Monday, October 10, 2011

Middle Kingdom 2010 Part VI: Hong Kong

See the dragonfly... helicopter?
26 July 2010:
The journey by ferry from Macau to Hong Kong took about an hour. Passengers weren't allowed up on deck- in any case there wasn't much of a deck, and I doubt there was anything particularly eye-catching on the way, so it really didn't matter. The boat was pretty comfy too- nice big soft seats, spacious, and air-conditioned- perfect for the footsore traveler.

It was late in the afternoon when I got there- following the directions given to me, I made my way to another pier for the ferry to Ma Wan, otherwise known as Park Island. Met my two cousins in their condo, and crashed there for a few hours before going out with the whole family for dinner at a nearby restaurant.
HK's best drink- yingyong with pearl jellies. The exact combination is hard to find overseas.
27 July 2010:
Went out to various places in search of a PSP, since I'd read somewhere that electronics cost less in this part of the world.

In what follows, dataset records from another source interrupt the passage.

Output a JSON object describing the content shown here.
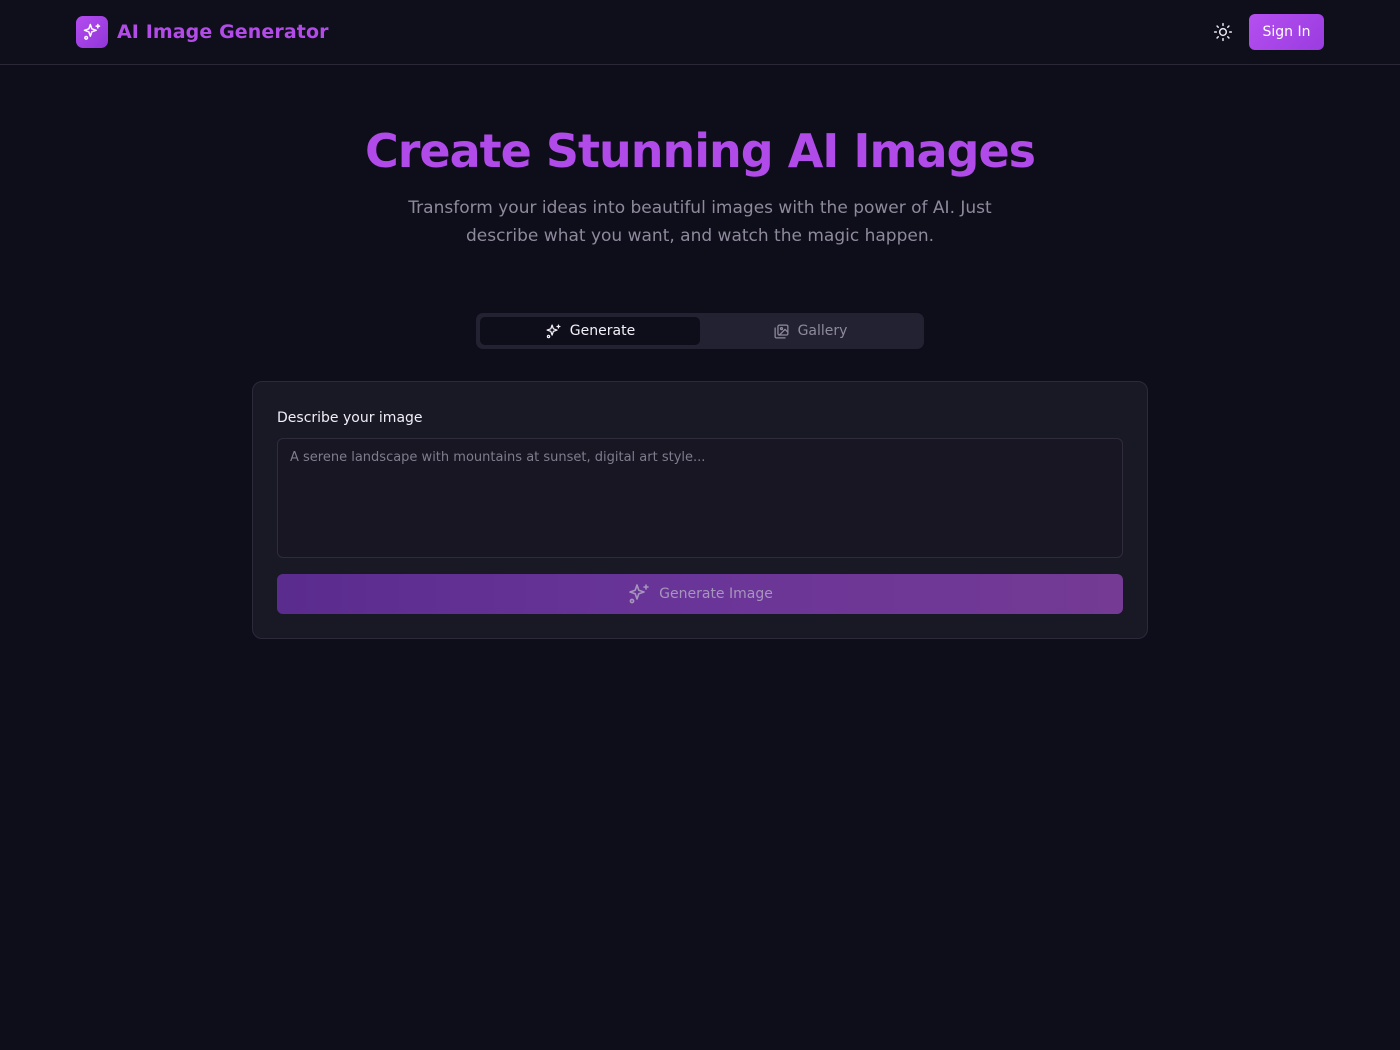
{
  "header": {
    "brand_title": "AI Image Generator",
    "brand_icon": "sparkles-icon",
    "theme_icon": "sun-icon",
    "signin_label": "Sign In"
  },
  "hero": {
    "title": "Create Stunning AI Images",
    "subtitle": "Transform your ideas into beautiful images with the power of AI. Just describe what you want, and watch the magic happen."
  },
  "tabs": [
    {
      "label": "Generate",
      "icon": "sparkles-icon",
      "active": true
    },
    {
      "label": "Gallery",
      "icon": "images-icon",
      "active": false
    }
  ],
  "form": {
    "label": "Describe your image",
    "placeholder": "A serene landscape with mountains at sunset, digital art style...",
    "value": "",
    "button_label": "Generate Image",
    "button_icon": "sparkles-icon"
  },
  "colors": {
    "background": "#0e0d1a",
    "accent": "#b04ae8",
    "card": "#191825"
  }
}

Sham Shui Po, Causeway Bay were the main search locations. After lunch and the big purchase made, we parted ways- this being my first full day here, I planned on getting lost, as usual.
Char Chan Ting
A typical Hongkie 'Char Chan Ting', loosely translated as 'tea meal place'. There's no relaxing here- you place your order before taking a seat, eat, and sod off as quick as possible, thank you very much.
"You want some fries with your salt, love?"

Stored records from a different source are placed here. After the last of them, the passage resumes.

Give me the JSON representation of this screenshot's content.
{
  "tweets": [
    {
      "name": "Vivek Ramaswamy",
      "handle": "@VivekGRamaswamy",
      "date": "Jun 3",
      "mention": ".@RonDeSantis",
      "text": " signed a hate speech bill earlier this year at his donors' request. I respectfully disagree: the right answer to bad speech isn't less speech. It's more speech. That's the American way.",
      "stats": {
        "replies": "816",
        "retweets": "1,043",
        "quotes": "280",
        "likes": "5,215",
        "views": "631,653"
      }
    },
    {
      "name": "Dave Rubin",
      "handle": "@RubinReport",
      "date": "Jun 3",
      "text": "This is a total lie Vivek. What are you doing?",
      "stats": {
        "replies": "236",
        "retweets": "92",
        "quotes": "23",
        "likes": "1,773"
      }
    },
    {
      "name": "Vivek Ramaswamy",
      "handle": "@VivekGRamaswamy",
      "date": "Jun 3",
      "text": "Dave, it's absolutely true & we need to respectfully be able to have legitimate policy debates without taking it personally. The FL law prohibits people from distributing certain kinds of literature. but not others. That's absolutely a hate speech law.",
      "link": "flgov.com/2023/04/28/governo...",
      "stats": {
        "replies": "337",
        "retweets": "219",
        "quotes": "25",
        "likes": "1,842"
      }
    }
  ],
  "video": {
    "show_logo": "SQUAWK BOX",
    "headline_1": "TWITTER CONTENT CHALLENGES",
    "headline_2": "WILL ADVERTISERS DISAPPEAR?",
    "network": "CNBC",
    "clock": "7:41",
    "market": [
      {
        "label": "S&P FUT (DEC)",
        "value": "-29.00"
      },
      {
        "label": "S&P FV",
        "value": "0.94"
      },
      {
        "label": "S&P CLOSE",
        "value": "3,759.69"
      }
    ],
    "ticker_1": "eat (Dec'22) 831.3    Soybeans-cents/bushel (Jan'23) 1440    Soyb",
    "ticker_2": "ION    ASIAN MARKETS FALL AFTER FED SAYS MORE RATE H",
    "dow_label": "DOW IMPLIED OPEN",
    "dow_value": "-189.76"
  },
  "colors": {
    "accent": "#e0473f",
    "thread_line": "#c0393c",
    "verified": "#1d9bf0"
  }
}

A poster for the movie 'Salt' starring Angelina Jolie, which was showing at the time. I must be the only person who thought that it had something to do with the Strategic Arms Limitation Treaties of old, with the exception of some boffins in the Pentagon.
Because Goku said so.
The Monkey King Sun Wukong, more commonly known as Son Goku- no, not the one that transforms into a plasma-firing spiky blondie, but the mythological spirit that did a pretty good job at invading heaven until Buddha decided to stick his nose in. How times have changed- he's now employed by MTR Hong Kong.

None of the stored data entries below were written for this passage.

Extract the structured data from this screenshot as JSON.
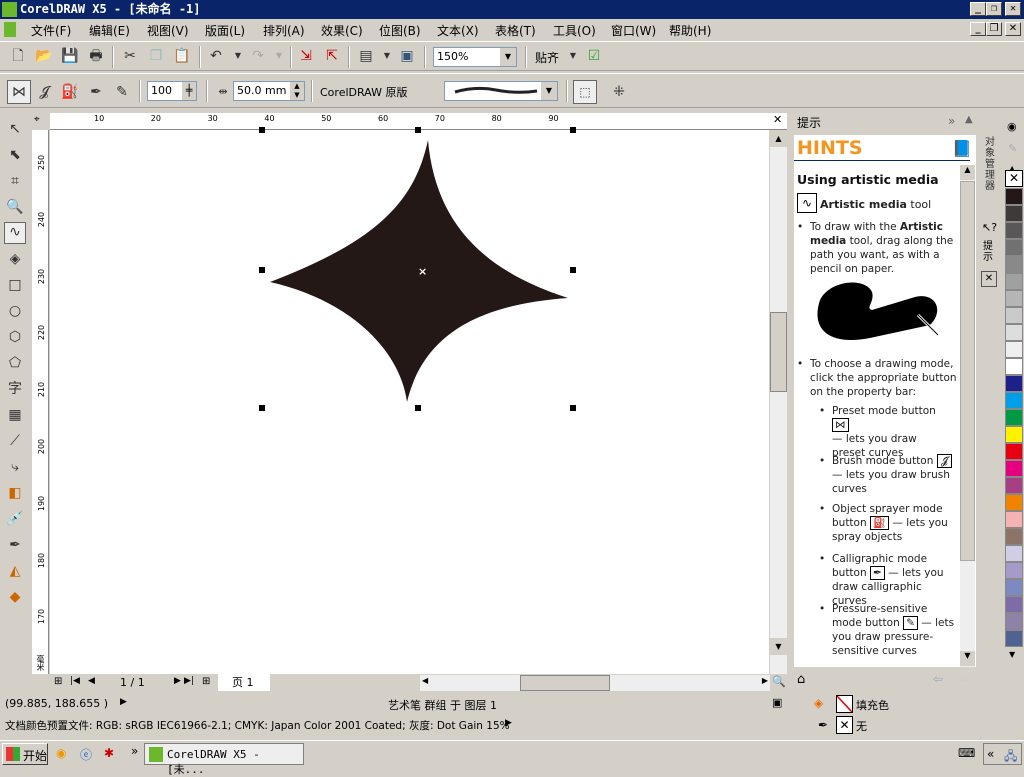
{
  "window": {
    "title": "CorelDRAW X5 - [未命名 -1]"
  },
  "menu": [
    "文件(F)",
    "编辑(E)",
    "视图(V)",
    "版面(L)",
    "排列(A)",
    "效果(C)",
    "位图(B)",
    "文本(X)",
    "表格(T)",
    "工具(O)",
    "窗口(W)",
    "帮助(H)"
  ],
  "toolbar": {
    "zoom": "150%",
    "snap_label": "贴齐"
  },
  "property_bar": {
    "smoothing": "100",
    "stroke_width": "50.0 mm",
    "preset_label": "CorelDRAW 原版"
  },
  "rulers": {
    "top": [
      "10",
      "20",
      "30",
      "40",
      "50",
      "60",
      "70",
      "80",
      "90"
    ],
    "left": [
      "250",
      "240",
      "230",
      "220",
      "210",
      "200",
      "190",
      "180",
      "170"
    ],
    "unit": "毫米"
  },
  "page_nav": {
    "counter": "1 / 1",
    "tab": "页 1"
  },
  "hints": {
    "panel_title": "提示",
    "header": "HINTS",
    "heading": "Using artistic media",
    "tool_name_bold": "Artistic media",
    "tool_name_rest": " tool",
    "p1": [
      "To draw with the ",
      "Artistic media",
      " tool, drag along the path you want, as with a pencil on paper."
    ],
    "p2": "To choose a drawing mode, click the appropriate button on the property bar:",
    "modes": [
      {
        "a": "Preset mode button",
        "b": "— lets you draw preset curves"
      },
      {
        "a": "Brush mode button",
        "b": "— lets you draw brush curves"
      },
      {
        "a": "Object sprayer mode button",
        "b": "— lets you spray objects"
      },
      {
        "a": "Calligraphic mode button",
        "b": "— lets you draw calligraphic curves"
      },
      {
        "a": "Pressure-sensitive mode button",
        "b": "— lets you draw pressure-sensitive curves"
      }
    ],
    "side_tabs": [
      "对象管理器",
      "提示"
    ]
  },
  "palette": [
    "#231815",
    "#3e3a39",
    "#595757",
    "#727171",
    "#898989",
    "#9fa0a0",
    "#b5b5b6",
    "#c9caca",
    "#dcdddd",
    "#efefef",
    "#ffffff",
    "#1d2088",
    "#00a0e9",
    "#009944",
    "#fff100",
    "#e60012",
    "#e4007f",
    "#a63f83",
    "#f08300",
    "#f5b2b2",
    "#8c7468",
    "#d0cde5",
    "#a59aca",
    "#7d8ac2",
    "#7e6ca8",
    "#8e82a9",
    "#4f6291"
  ],
  "shape_fill": "#231815",
  "status": {
    "coords": "(99.885, 188.655 )",
    "selection": "艺术笔 群组 于 图层 1",
    "profile": "文档颜色预置文件: RGB: sRGB IEC61966-2.1; CMYK: Japan Color 2001 Coated; 灰度: Dot Gain 15%",
    "fill_label": "填充色",
    "outline_label": "无"
  },
  "taskbar": {
    "start": "开始",
    "task": "CorelDRAW X5 - [未..."
  }
}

Going up? Going down? Going round?
I am impressed. I've never seen an escalator that curls like this one does- now I hope someone will come up with one that mimics a creaky spiral staircase.
Don't touch or kick. He'll get angry.
Some interesting street art. This one here's a rhinoceros made from old tyres. The horn seems a little exaggerated, though... and it just looks funny with it's short tail.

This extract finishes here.